Becoming a Trauma-Informed School

Toxic stress brought on by complex trauma impacts the developing brain of a child, which may in turn contribute to academic and behavioral problems by the time a child reaches school age. Findings from a large influential study conducted in Spokane, Washington, revealed that 80% of students experiencing three or more Adverse Childhood Experiences ACES) exhibit one or more academic concerns in the school environment (Blodgett, 2010).

Teachers, school administrators, parents, and others within and beyond the education sector are working to create healthy and supportive school environments that promote the academic, social and emotional/behavioral success of all students, as well as staff, through the application of trauma-informed methods to help create a safe environment in which students feel connected, and ready to learn and in which educators can deliver a curriculum that reaches all students.

Recent data suggest that 19.9% of Vermont children from ages 0-17 experiences two or more Adverse Childhood Experiences (ACES) that impact their social, emotional and cognitive development (

Rutland High School (RHS) has begun the process of becoming a trauma informed school to help build resilience in its students impacted by ACES so that they can learn with purpose, lead lives of integrity and contribute to society in meaningful ways (RHS Mission Statement). While we are taking steps to gain the knowledge of the impact of ACES on our students, RHS needs to transform its pedagogical culture to become trauma informed, which will evolve through an ongoing learning, evaluation and reflection process that unfold over the course of several years.


A Rowland Fellowship will allow me to learn the critical ingredients of understanding the impact of ACES and toxic stress on student engagement in school. I will then take that knowledge to work with my colleagues and administration to adopt trauma informed practices to support student engagement and learning, as well as self-care for teachers and staff.
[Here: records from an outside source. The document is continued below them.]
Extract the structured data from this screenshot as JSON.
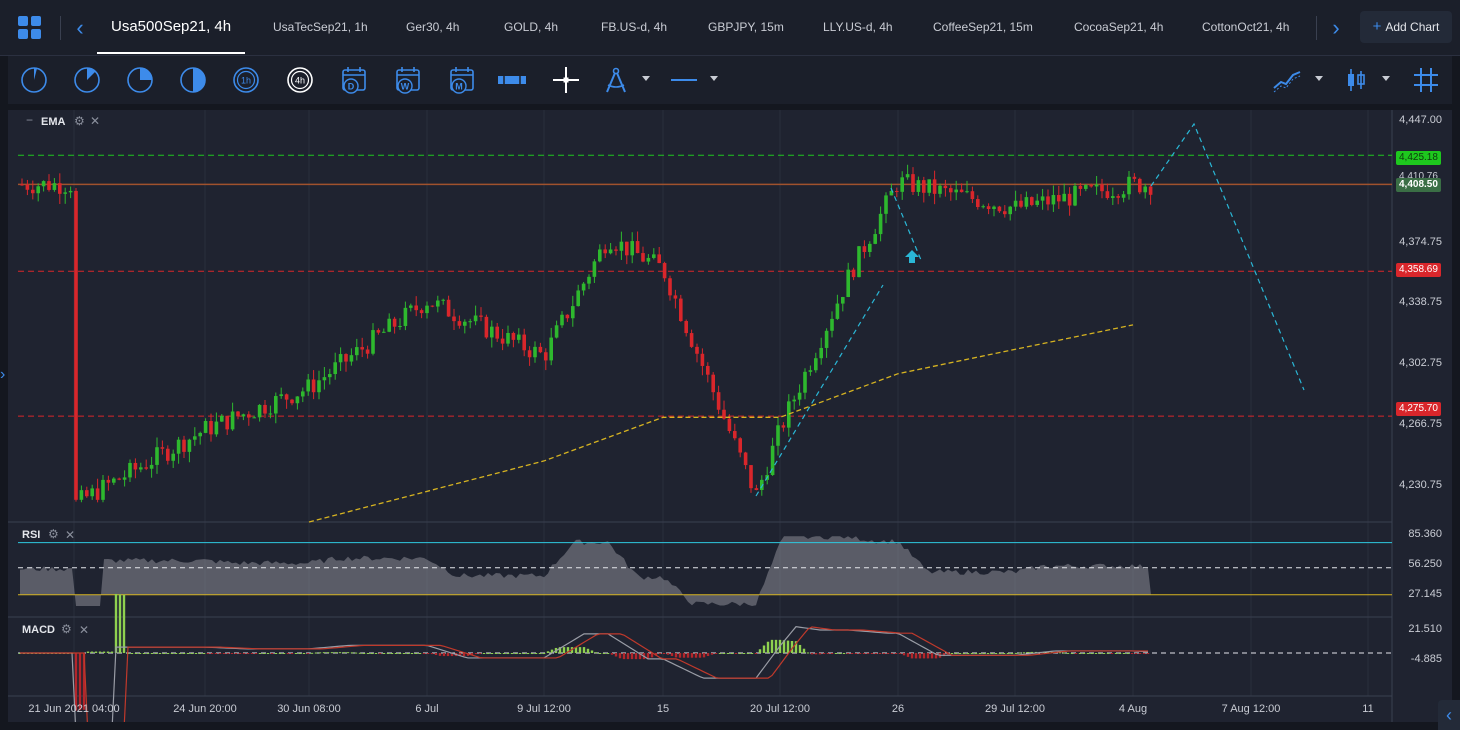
{
  "tabs": {
    "active": "Usa500Sep21, 4h",
    "items": [
      "UsaTecSep21, 1h",
      "Ger30, 4h",
      "GOLD, 4h",
      "FB.US-d, 4h",
      "GBPJPY, 15m",
      "LLY.US-d, 4h",
      "CoffeeSep21, 15m",
      "CocoaSep21, 4h",
      "CottonOct21, 4h"
    ],
    "add_chart": "Add Chart"
  },
  "toolbar": {
    "tools": [
      "clock-quarter-icon",
      "clock-half-icon",
      "clock-three-quarter-icon",
      "clock-full-icon",
      "timeframe-1h-icon",
      "timeframe-4h-icon",
      "calendar-day-icon",
      "calendar-week-icon",
      "calendar-month-icon",
      "range-icon",
      "crosshair-icon",
      "drawing-compass-icon",
      "line-style-icon",
      "chart-type-line-icon",
      "candlestick-icon",
      "grid-icon"
    ],
    "timeframe_1h": "1h",
    "timeframe_4h": "4h",
    "cal_d": "D",
    "cal_w": "W",
    "cal_m": "M"
  },
  "panes": {
    "main_indicator": "EMA",
    "rsi_label": "RSI",
    "macd_label": "MACD"
  },
  "price_axis": [
    "4,447.00",
    "4,374.75",
    "4,338.75",
    "4,302.75",
    "4,266.75",
    "4,230.75"
  ],
  "price_tags": {
    "green": "4,425.18",
    "current": "4,408.50",
    "red_upper": "4,358.69",
    "red_lower": "4,275.70",
    "partial": "4,410.76"
  },
  "rsi_axis": [
    "85.360",
    "56.250",
    "27.145"
  ],
  "macd_axis": [
    "21.510",
    "-4.885"
  ],
  "time_axis": [
    "21 Jun 2021 04:00",
    "24 Jun 20:00",
    "30 Jun 08:00",
    "6 Jul",
    "9 Jul 12:00",
    "15",
    "20 Jul 12:00",
    "26",
    "29 Jul 12:00",
    "4 Aug",
    "7 Aug 12:00",
    "11"
  ],
  "colors": {
    "bull": "#2eb82e",
    "bear": "#d9262b",
    "ema": "#d6b321",
    "green_level": "#1ec81e",
    "red_level": "#d9262b",
    "current_level": "#a0522d",
    "projection": "#2ab7d6",
    "rsi_fill": "#8a8d96",
    "rsi_over": "#2fc9df",
    "accent": "#3d8bea"
  },
  "chart_data": {
    "type": "candlestick",
    "symbol": "Usa500Sep21",
    "timeframe": "4h",
    "ylim": [
      4215,
      4450
    ],
    "levels": [
      4425.18,
      4408.5,
      4358.69,
      4275.7
    ],
    "approx_close_path": [
      {
        "x": "21 Jun 2021 04:00",
        "y": 4225
      },
      {
        "x": "24 Jun 20:00",
        "y": 4268
      },
      {
        "x": "30 Jun 08:00",
        "y": 4292
      },
      {
        "x": "6 Jul",
        "y": 4342
      },
      {
        "x": "9 Jul 12:00",
        "y": 4310
      },
      {
        "x": "12 Jul",
        "y": 4378
      },
      {
        "x": "15",
        "y": 4360
      },
      {
        "x": "19 Jul",
        "y": 4230
      },
      {
        "x": "20 Jul 12:00",
        "y": 4268
      },
      {
        "x": "23 Jul",
        "y": 4355
      },
      {
        "x": "26",
        "y": 4410
      },
      {
        "x": "29 Jul 12:00",
        "y": 4395
      },
      {
        "x": "4 Aug",
        "y": 4408.5
      }
    ],
    "ema_path": [
      {
        "x": "30 Jun 08:00",
        "y": 4215
      },
      {
        "x": "9 Jul 12:00",
        "y": 4250
      },
      {
        "x": "15",
        "y": 4275
      },
      {
        "x": "20 Jul 12:00",
        "y": 4275
      },
      {
        "x": "26",
        "y": 4300
      },
      {
        "x": "4 Aug",
        "y": 4328
      }
    ],
    "rsi_levels": [
      85.36,
      56.25,
      27.145
    ],
    "macd_levels": [
      21.51,
      -4.885
    ]
  }
}
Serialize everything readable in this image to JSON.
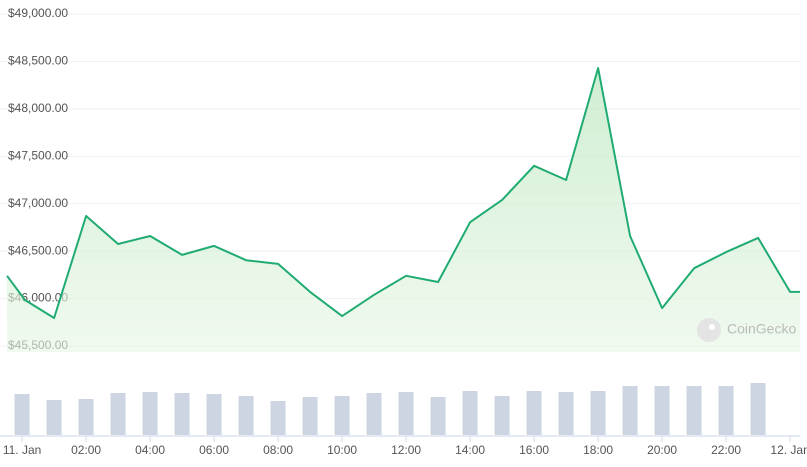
{
  "chart_data": {
    "type": "line",
    "watermark": "CoinGecko",
    "ylim": [
      45500,
      49000
    ],
    "yticks": [
      {
        "value": 49000,
        "label": "$49,000.00"
      },
      {
        "value": 48500,
        "label": "$48,500.00"
      },
      {
        "value": 48000,
        "label": "$48,000.00"
      },
      {
        "value": 47500,
        "label": "$47,500.00"
      },
      {
        "value": 47000,
        "label": "$47,000.00"
      },
      {
        "value": 46500,
        "label": "$46,500.00"
      },
      {
        "value": 46000,
        "label": "$46,000.00"
      },
      {
        "value": 45500,
        "label": "$45,500.00"
      }
    ],
    "xlim": [
      -0.69,
      24.31
    ],
    "xticks": [
      {
        "value": 0,
        "label": "11. Jan"
      },
      {
        "value": 2,
        "label": "02:00"
      },
      {
        "value": 4,
        "label": "04:00"
      },
      {
        "value": 6,
        "label": "06:00"
      },
      {
        "value": 8,
        "label": "08:00"
      },
      {
        "value": 10,
        "label": "10:00"
      },
      {
        "value": 12,
        "label": "12:00"
      },
      {
        "value": 14,
        "label": "14:00"
      },
      {
        "value": 16,
        "label": "16:00"
      },
      {
        "value": 18,
        "label": "18:00"
      },
      {
        "value": 20,
        "label": "20:00"
      },
      {
        "value": 22,
        "label": "22:00"
      },
      {
        "value": 24,
        "label": "12. Jan"
      }
    ],
    "grid": true,
    "x": [
      -0.47,
      0.09,
      1,
      2,
      3,
      4,
      5,
      6,
      7,
      8,
      9,
      10,
      11,
      12,
      13,
      14,
      15,
      16,
      17,
      18,
      19,
      20,
      21,
      22,
      23,
      24,
      24.31
    ],
    "series": [
      {
        "color": "#1fab72",
        "values": [
          46240,
          45985,
          45795,
          46870,
          46575,
          46660,
          46460,
          46555,
          46405,
          46365,
          46070,
          45815,
          46040,
          46240,
          46175,
          46805,
          47040,
          47400,
          47250,
          48430,
          46660,
          45900,
          46320,
          46490,
          46640,
          46070,
          46070
        ]
      }
    ],
    "volume": {
      "color": "#cdd4e2",
      "y2lim": [
        0,
        60
      ],
      "x": [
        0,
        1,
        2,
        3,
        4,
        5,
        6,
        7,
        8,
        9,
        10,
        11,
        12,
        13,
        14,
        15,
        16,
        17,
        18,
        19,
        20,
        21,
        22,
        23
      ],
      "values": [
        41,
        35,
        36,
        42,
        43,
        42,
        41,
        39,
        34,
        38,
        39,
        42,
        43,
        38,
        44,
        39,
        44,
        43,
        44,
        49,
        49,
        49,
        49,
        52
      ]
    }
  }
}
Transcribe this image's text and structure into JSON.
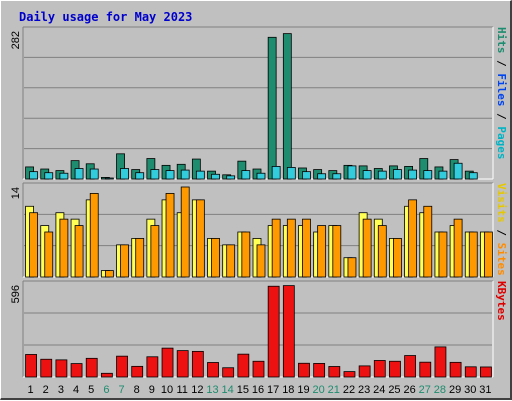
{
  "title": "Daily usage for May 2023",
  "colors": {
    "title": "#0000cc",
    "background": "#c0c0c0",
    "grid": "#808080",
    "pages": "#00b3c4",
    "files": "#0044ee",
    "hits": "#1e8c6e",
    "sites": "#ff8c00",
    "visits": "#e6c800",
    "kbytes": "#dd0000",
    "weekday": "#000000",
    "weekend": "#1e8c6e",
    "pages_bar": "#33ccdd",
    "hits_bar": "#1e8c6e",
    "visits_bar": "#ffff55",
    "sites_bar": "#ff9900",
    "kbytes_bar": "#ee1111"
  },
  "chart_data": [
    {
      "type": "bar",
      "panel": "hits-pages",
      "ylabel_parts": [
        "Pages",
        "Files",
        "Hits"
      ],
      "ymax_label": "282",
      "ylim": [
        0,
        282
      ],
      "categories": [
        "1",
        "2",
        "3",
        "4",
        "5",
        "6",
        "7",
        "8",
        "9",
        "10",
        "11",
        "12",
        "13",
        "14",
        "15",
        "16",
        "17",
        "18",
        "19",
        "20",
        "21",
        "22",
        "23",
        "24",
        "25",
        "26",
        "27",
        "28",
        "29",
        "30",
        "31"
      ],
      "weekend_days": [
        "6",
        "7",
        "13",
        "14",
        "20",
        "21",
        "27",
        "28"
      ],
      "series": [
        {
          "name": "Hits",
          "values": [
            23,
            19,
            16,
            35,
            29,
            3,
            48,
            18,
            39,
            26,
            28,
            38,
            15,
            8,
            34,
            19,
            270,
            277,
            21,
            18,
            16,
            26,
            25,
            20,
            25,
            24,
            39,
            23,
            37,
            15,
            0
          ]
        },
        {
          "name": "Pages",
          "values": [
            14,
            12,
            11,
            20,
            19,
            1,
            20,
            12,
            18,
            16,
            17,
            15,
            9,
            6,
            16,
            11,
            24,
            22,
            14,
            10,
            10,
            25,
            16,
            15,
            18,
            17,
            16,
            15,
            30,
            12,
            0
          ]
        }
      ]
    },
    {
      "type": "bar",
      "panel": "sites-visits",
      "ylabel_parts": [
        "Sites",
        "Visits"
      ],
      "ymax_label": "14",
      "ylim": [
        0,
        14
      ],
      "categories": [
        "1",
        "2",
        "3",
        "4",
        "5",
        "6",
        "7",
        "8",
        "9",
        "10",
        "11",
        "12",
        "13",
        "14",
        "15",
        "16",
        "17",
        "18",
        "19",
        "20",
        "21",
        "22",
        "23",
        "24",
        "25",
        "26",
        "27",
        "28",
        "29",
        "30",
        "31"
      ],
      "series": [
        {
          "name": "Visits",
          "values": [
            11,
            8,
            10,
            9,
            12,
            1,
            5,
            6,
            9,
            12,
            10,
            12,
            6,
            5,
            7,
            6,
            8,
            8,
            8,
            7,
            8,
            3,
            10,
            9,
            6,
            11,
            10,
            7,
            8,
            7,
            7
          ]
        },
        {
          "name": "Sites",
          "values": [
            10,
            7,
            9,
            8,
            13,
            1,
            5,
            6,
            8,
            13,
            14,
            12,
            6,
            5,
            7,
            5,
            9,
            9,
            9,
            8,
            8,
            3,
            9,
            8,
            6,
            12,
            11,
            7,
            9,
            7,
            7
          ]
        }
      ]
    },
    {
      "type": "bar",
      "panel": "kbytes",
      "ylabel_parts": [
        "KBytes"
      ],
      "ymax_label": "596",
      "ylim": [
        0,
        596
      ],
      "categories": [
        "1",
        "2",
        "3",
        "4",
        "5",
        "6",
        "7",
        "8",
        "9",
        "10",
        "11",
        "12",
        "13",
        "14",
        "15",
        "16",
        "17",
        "18",
        "19",
        "20",
        "21",
        "22",
        "23",
        "24",
        "25",
        "26",
        "27",
        "28",
        "29",
        "30",
        "31"
      ],
      "series": [
        {
          "name": "KBytes",
          "values": [
            146,
            115,
            111,
            87,
            121,
            24,
            135,
            69,
            131,
            187,
            171,
            166,
            94,
            60,
            148,
            102,
            588,
            592,
            89,
            88,
            68,
            35,
            72,
            107,
            102,
            139,
            96,
            195,
            95,
            66,
            65
          ]
        }
      ]
    }
  ]
}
With successful implementation of trauma informed practices, RHS will, over the course of three to five years, see a decrease in suspension rates, an increase in overall attendance and academic engagement, an increase in the quality and quantity of alternative pathways for a target group of students who are not successful with the traditional high school schedule, and an overall increase in teacher job satisfaction and self-care.